#Roman
#Prosa

(Krieg und Welt)

Peter Waterhouse

// Rezension von Martin Kubaczek

Der Text beginnt wie Eichendorff: Da geht einer weg, der sieht ein Lied in allen Dingen, der wandert los, geht fort im Gegensatz zum väterlichen Prinzip. Zetert der Vater und ringt die Hände dort, so gibt es in (Krieg und Welt) ein väterliches Schweigen und einen Zorn, der unerklärlich und unerklärt bleibt.

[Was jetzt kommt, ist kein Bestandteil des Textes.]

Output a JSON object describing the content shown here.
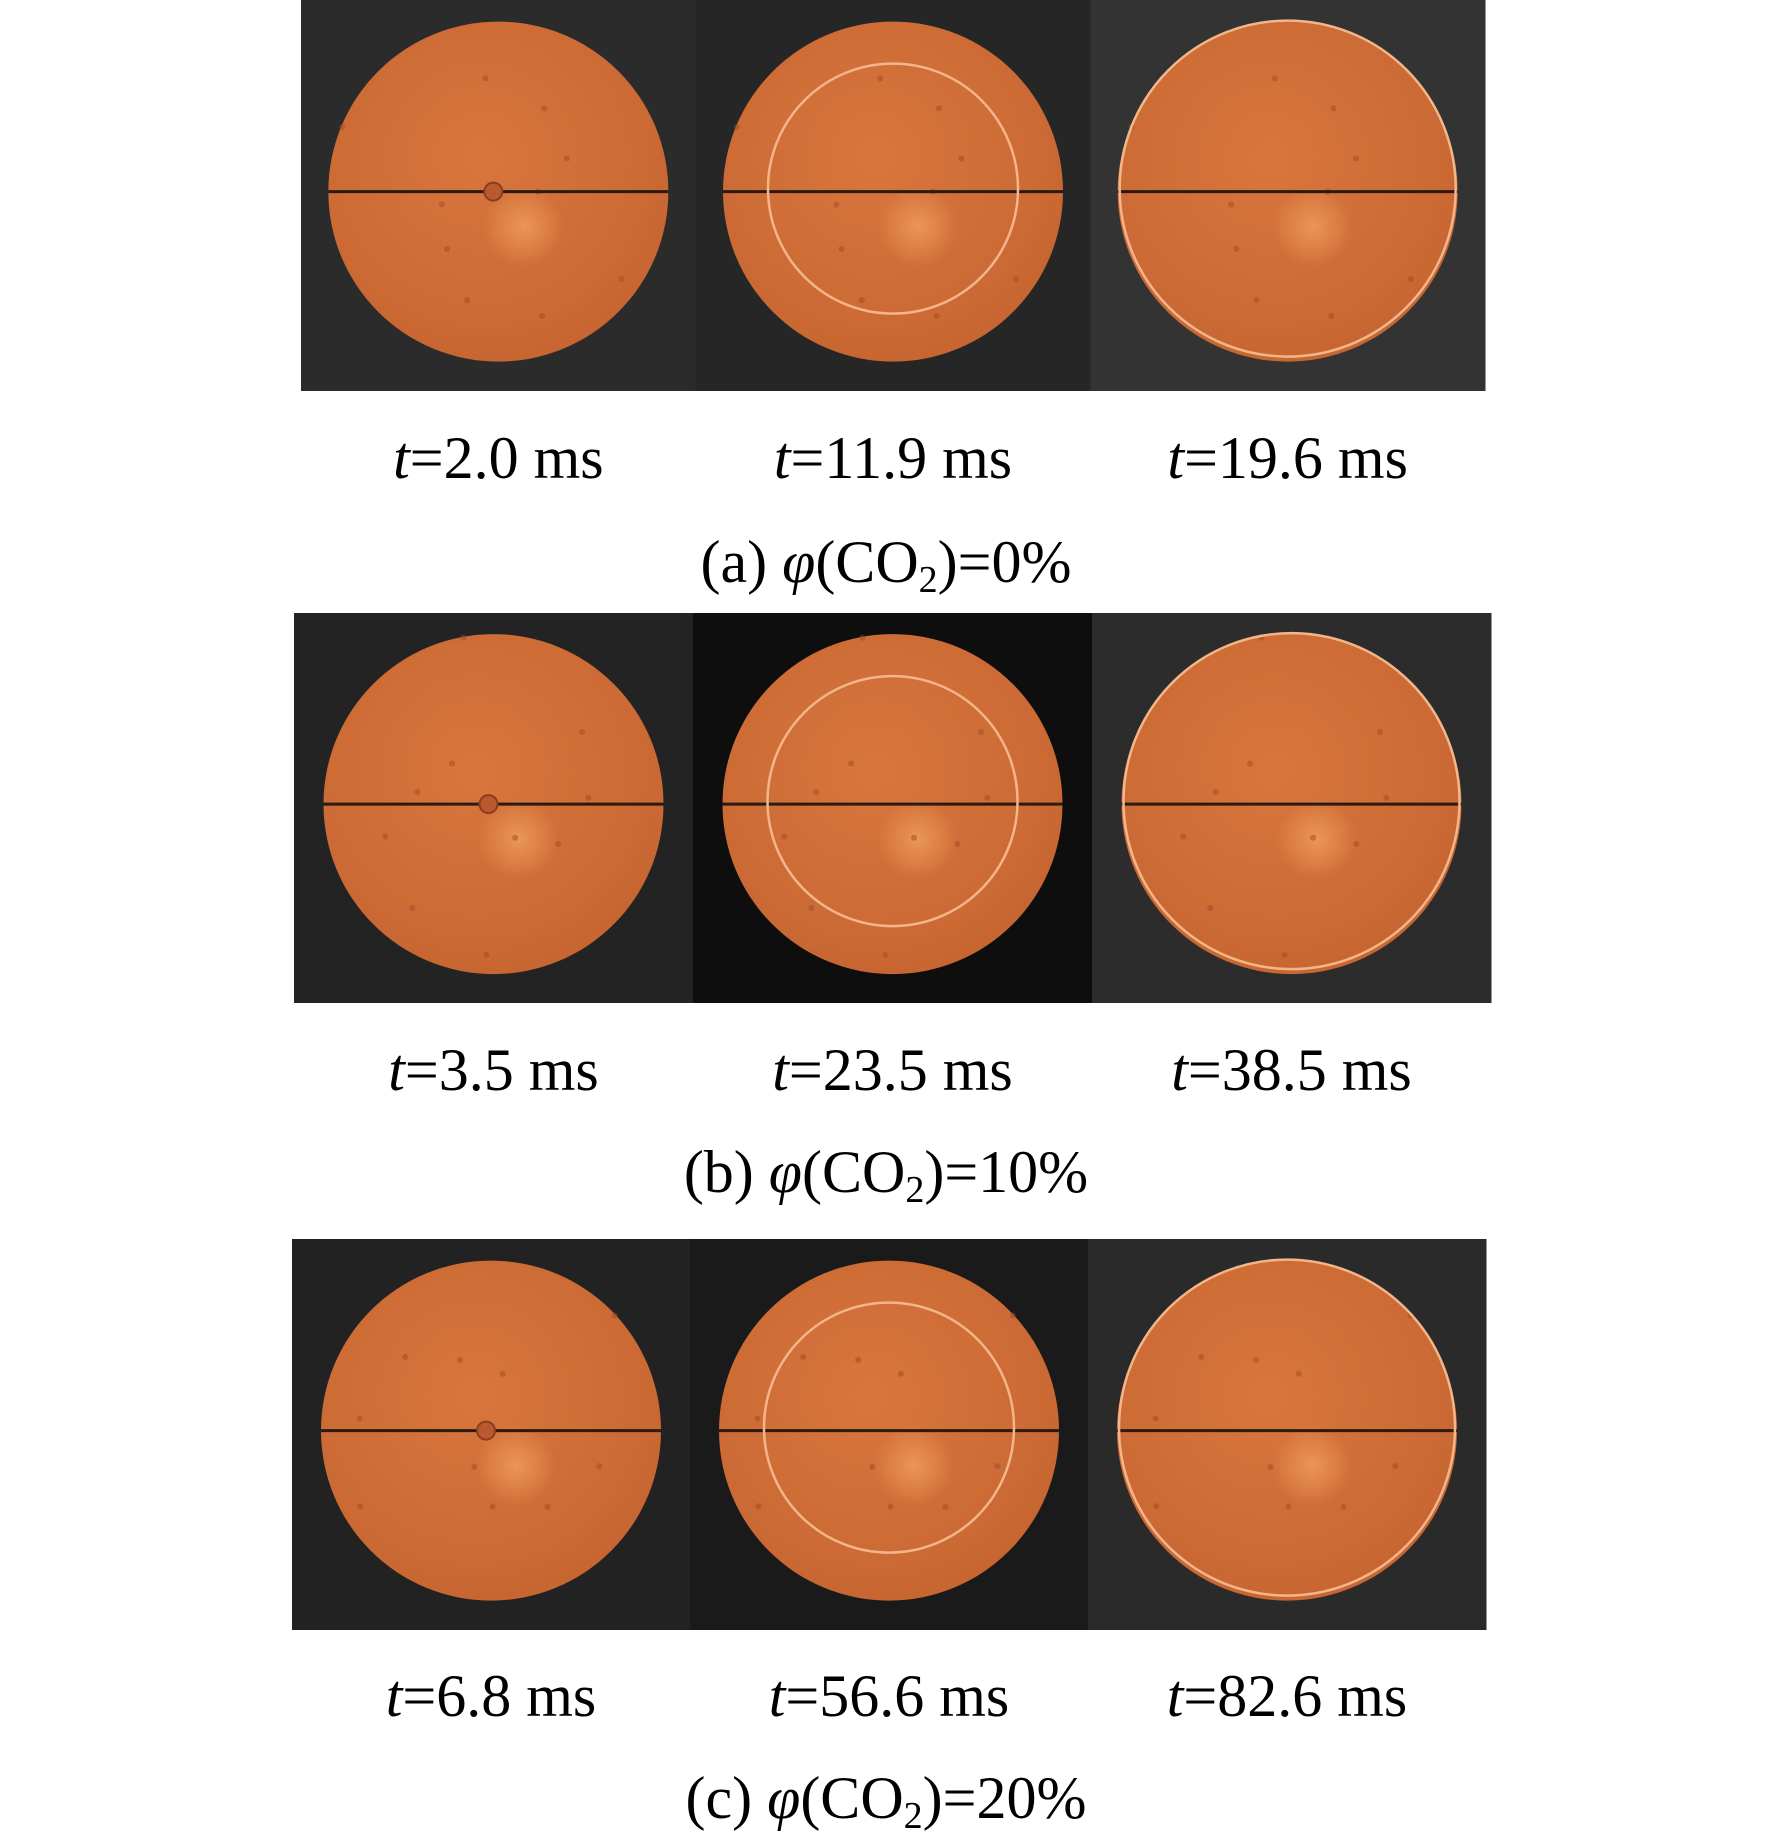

Aber der Waterhouse’sche Text antwortet an verschiedener und doch immer entschiedener Stelle (nämlich hinterrücks, unauffällig und leise), irgendwo im Unterwegs der Sprache, im Unterwegs des gedanklichen Weltumfangs und der bedrohlichen, nachforschenden Geheimgänge durch die Gedanken- und Sprachformen des Kriegs: Nein, ein Tagebuch habe er nicht geführt, habe der Vater geantwortet, Tagebuchschreiben täten nur die Schriftsteller; und damit ist die Sache erledigt, schroff der Ton des Vaters, der das Prinzip Aufschreibung und Reflexion ablehnt, der oft für Monate, ja wie für immer verschwindet und zurückkehrend nichts erzählt, ein Vater, der schweigt, aber Bericht geben muss bei den von ihm gefürchteten „Interviews“, zurück in London an seiner (Geheim-) Dienststelle. Wo er, der schon als Kind nicht wusste, was sagen, plötzlich sprechen muss. Spricht. Gerügt wird. Aber nichts aufschreibt.

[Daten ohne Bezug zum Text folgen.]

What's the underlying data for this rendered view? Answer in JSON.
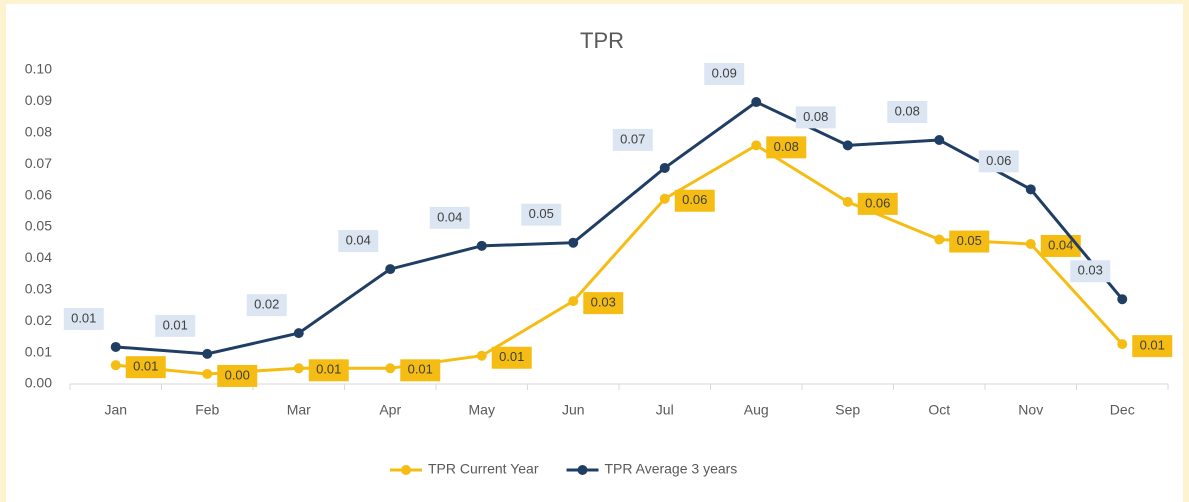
{
  "chart_data": {
    "type": "line",
    "title": "TPR",
    "categories": [
      "Jan",
      "Feb",
      "Mar",
      "Apr",
      "May",
      "Jun",
      "Jul",
      "Aug",
      "Sep",
      "Oct",
      "Nov",
      "Dec"
    ],
    "series": [
      {
        "name": "TPR Current Year",
        "color": "#f5bd13",
        "values": [
          0.006,
          0.0032,
          0.005,
          0.005,
          0.009,
          0.0264,
          0.059,
          0.076,
          0.058,
          0.046,
          0.0446,
          0.0127
        ],
        "value_labels": [
          "0.01",
          "0.00",
          "0.01",
          "0.01",
          "0.01",
          "0.03",
          "0.06",
          "0.08",
          "0.06",
          "0.05",
          "0.04",
          "0.01"
        ]
      },
      {
        "name": "TPR Average 3 years",
        "color": "#203e64",
        "values": [
          0.0118,
          0.0096,
          0.0162,
          0.0366,
          0.044,
          0.045,
          0.0688,
          0.0898,
          0.076,
          0.0777,
          0.062,
          0.027
        ],
        "value_labels": [
          "0.01",
          "0.01",
          "0.02",
          "0.04",
          "0.04",
          "0.05",
          "0.07",
          "0.09",
          "0.08",
          "0.08",
          "0.06",
          "0.03"
        ]
      }
    ],
    "ylim": [
      0,
      0.1
    ],
    "yticks": [
      {
        "value": 0,
        "label": "0.00"
      },
      0.01,
      0.02,
      0.03,
      0.04,
      0.05,
      0.06,
      0.07,
      0.08,
      0.09,
      {
        "value": 0.1,
        "label": "0.10"
      }
    ],
    "legend": "bottom"
  }
}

Der Sohn schreibt auf. Er übersetzt, versucht auch die Stummheit des Vaters in eine Form von Verstehen zu setzen, ist eindringlich, respektiert aber die Erzähl-Verweigerung des Vaters. Der Sohn stellt die Opposition nicht her. Er verweigert oder widerspricht nicht. Er ist in keiner Rebellion. Er ist bloß in einem ratlosen und rastlosen Verstehensversuch. Und welcher Roman, welcher Text, welcher Essay, welches literarische, sprachliche, philosophische Werk besteht zu zwei Dritteln aus Fragesätzen? Rhetorischen Fragen, gut, aber alles hier ist Fragezeichen und proklamiertes Bekenntnis zur Unsicherheit, Destabilisierung, Frage- und Infragestellung aller fest gefügten Anschauungen und Formen – und entwickelt dabei seine genuine, unvergleichliche und neue.

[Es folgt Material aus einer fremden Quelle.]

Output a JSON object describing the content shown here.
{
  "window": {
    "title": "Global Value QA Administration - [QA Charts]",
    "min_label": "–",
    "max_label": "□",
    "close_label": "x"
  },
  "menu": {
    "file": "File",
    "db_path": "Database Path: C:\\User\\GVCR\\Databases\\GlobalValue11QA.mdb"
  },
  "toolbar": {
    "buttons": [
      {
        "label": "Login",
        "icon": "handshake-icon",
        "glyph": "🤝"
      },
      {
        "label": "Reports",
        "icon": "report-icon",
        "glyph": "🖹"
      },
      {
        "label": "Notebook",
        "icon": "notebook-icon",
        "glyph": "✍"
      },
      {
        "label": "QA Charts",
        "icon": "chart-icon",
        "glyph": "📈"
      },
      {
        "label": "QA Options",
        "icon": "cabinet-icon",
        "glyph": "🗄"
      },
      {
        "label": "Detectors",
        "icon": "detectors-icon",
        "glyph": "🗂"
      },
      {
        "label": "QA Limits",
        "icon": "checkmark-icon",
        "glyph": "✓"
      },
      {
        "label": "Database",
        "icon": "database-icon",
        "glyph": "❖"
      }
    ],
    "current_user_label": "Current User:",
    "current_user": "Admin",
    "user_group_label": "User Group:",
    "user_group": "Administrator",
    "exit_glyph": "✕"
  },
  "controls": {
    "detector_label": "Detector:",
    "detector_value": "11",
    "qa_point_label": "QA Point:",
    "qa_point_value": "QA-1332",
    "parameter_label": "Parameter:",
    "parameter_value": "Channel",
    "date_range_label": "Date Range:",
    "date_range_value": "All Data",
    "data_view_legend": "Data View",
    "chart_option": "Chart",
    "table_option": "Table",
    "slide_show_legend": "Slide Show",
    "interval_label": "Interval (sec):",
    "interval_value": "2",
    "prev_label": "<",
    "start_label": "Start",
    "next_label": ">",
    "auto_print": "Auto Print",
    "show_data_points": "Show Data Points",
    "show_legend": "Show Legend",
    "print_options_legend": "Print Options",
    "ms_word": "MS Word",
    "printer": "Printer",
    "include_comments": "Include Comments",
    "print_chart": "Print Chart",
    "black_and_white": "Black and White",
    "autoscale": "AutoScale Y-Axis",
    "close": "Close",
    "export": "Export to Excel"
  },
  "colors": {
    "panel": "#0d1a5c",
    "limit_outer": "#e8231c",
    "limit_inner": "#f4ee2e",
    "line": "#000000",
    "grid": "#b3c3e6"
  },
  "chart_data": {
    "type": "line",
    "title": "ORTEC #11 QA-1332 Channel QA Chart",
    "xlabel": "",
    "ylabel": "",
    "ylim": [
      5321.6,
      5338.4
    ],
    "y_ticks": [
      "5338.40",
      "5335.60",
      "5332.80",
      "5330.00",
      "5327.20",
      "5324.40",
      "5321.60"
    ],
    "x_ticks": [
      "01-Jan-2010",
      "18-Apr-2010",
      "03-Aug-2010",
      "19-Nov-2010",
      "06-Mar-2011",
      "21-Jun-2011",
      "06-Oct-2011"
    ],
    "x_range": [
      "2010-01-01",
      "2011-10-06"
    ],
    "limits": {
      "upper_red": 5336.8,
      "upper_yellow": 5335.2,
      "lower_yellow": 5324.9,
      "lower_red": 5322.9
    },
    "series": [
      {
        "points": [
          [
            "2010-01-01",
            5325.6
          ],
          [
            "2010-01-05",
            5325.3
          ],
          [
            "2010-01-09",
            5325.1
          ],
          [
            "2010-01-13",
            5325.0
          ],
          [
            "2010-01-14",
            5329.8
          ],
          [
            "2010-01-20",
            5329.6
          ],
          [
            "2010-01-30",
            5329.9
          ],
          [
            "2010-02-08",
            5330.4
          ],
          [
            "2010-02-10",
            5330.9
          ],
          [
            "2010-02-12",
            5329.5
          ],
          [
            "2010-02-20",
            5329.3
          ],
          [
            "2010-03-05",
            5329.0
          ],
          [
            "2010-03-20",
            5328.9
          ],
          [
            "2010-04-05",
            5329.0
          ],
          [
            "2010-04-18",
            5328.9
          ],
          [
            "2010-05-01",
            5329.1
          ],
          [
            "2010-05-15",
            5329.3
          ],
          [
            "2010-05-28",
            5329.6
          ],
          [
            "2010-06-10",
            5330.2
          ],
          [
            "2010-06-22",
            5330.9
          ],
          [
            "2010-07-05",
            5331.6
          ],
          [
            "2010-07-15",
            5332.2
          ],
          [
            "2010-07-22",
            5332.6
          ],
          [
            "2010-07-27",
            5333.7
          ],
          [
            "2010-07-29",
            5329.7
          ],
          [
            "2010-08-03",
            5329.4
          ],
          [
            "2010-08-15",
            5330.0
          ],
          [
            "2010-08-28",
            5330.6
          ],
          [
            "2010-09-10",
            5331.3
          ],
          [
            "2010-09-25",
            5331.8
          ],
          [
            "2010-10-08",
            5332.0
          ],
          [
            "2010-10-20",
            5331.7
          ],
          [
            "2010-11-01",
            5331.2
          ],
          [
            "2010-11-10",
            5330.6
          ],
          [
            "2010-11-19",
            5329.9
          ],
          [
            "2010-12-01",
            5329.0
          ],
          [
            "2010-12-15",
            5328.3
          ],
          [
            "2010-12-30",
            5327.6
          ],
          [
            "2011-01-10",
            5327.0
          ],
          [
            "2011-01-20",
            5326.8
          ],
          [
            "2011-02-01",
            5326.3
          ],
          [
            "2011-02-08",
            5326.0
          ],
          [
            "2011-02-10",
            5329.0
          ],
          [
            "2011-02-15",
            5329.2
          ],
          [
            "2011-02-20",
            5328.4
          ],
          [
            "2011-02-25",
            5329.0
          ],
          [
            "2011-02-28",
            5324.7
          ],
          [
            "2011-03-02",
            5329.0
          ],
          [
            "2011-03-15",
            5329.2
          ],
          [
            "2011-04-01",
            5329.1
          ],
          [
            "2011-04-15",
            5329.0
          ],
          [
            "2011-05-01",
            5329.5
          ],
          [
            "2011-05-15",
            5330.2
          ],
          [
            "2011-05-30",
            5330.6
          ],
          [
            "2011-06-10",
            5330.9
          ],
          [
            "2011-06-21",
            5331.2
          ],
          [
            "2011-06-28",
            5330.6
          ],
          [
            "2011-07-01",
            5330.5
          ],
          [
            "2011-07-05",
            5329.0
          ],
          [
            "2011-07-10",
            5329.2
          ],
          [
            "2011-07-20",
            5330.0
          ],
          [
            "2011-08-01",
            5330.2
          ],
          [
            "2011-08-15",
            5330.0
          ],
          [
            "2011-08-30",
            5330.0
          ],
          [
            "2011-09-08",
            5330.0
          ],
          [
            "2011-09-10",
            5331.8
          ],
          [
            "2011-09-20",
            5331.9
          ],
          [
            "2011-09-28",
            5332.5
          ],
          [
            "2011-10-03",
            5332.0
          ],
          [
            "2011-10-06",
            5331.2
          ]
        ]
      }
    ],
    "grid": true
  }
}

Das ist wohl das wesentlichste formale Element, das auf den ersten Blick auffällt: die Frageform des gesamten Textes. Sein Movens ist die Frage nach der Anwesenheit und Abwesenheit, die auch eine Frage nach den Grenzziehungen ist, den inneren, den emotionellen, den medialen und den gewalttätigen Grenzziehungen der Macht und ihrer Geschichte, die zugleich ihre Gegengeschichte von Unterwanderungen und Überschreitungen hat (auch das Wort „Unterschreitungen“ wird durchgespielt), vor allem aber eine Form der Durchlässigkeit ist; dies ein für Waterhouse wesentlicher Begriff: Keine Sprache ist undurchlässig, keine Sprache ist Grenze, die nicht überschreitbar wäre, so wenig wie dies eine politische Grenzziehung wie der Eiserne Vorhang war, diese Bühne des gesamteuropäischen, des zweiweltlichen – nicht zwischenweltlichen – Geschehens. Diese Haltungen der Konfrontation werden im Textfluss beständig hinterfragt, perforiert, durchlässig gemacht.

Indem er schweigt, verweigert sich der Vater diesen Machtdiskursen, ist er auf der Seite des Friedenssuchenden, ist Pazifist. Als Kind mit diesem Schweigen konfrontiert, versteht der Erzähler sie als Intention, die nicht Ausdruck ist, die sich nicht erklärt. Die Stille verbindet, weil sie als Nichtsprechen erklärbar wird: Hier beginnt das Deuten, das Interpretieren, das der Erzähler-Sohn vom Geheimdienstvater übernimmt und beschreibt: Wie es abläuft, in welcher Funktion, von welcher Voraussetzung, von welcher Lesbarkeit es durchsetzt ist, ja pulsiert. Wie das Schweigen lebt: das ist eine andere Form der Todesmetapher, der hier mit Lebensmetaphern widersprochen wird.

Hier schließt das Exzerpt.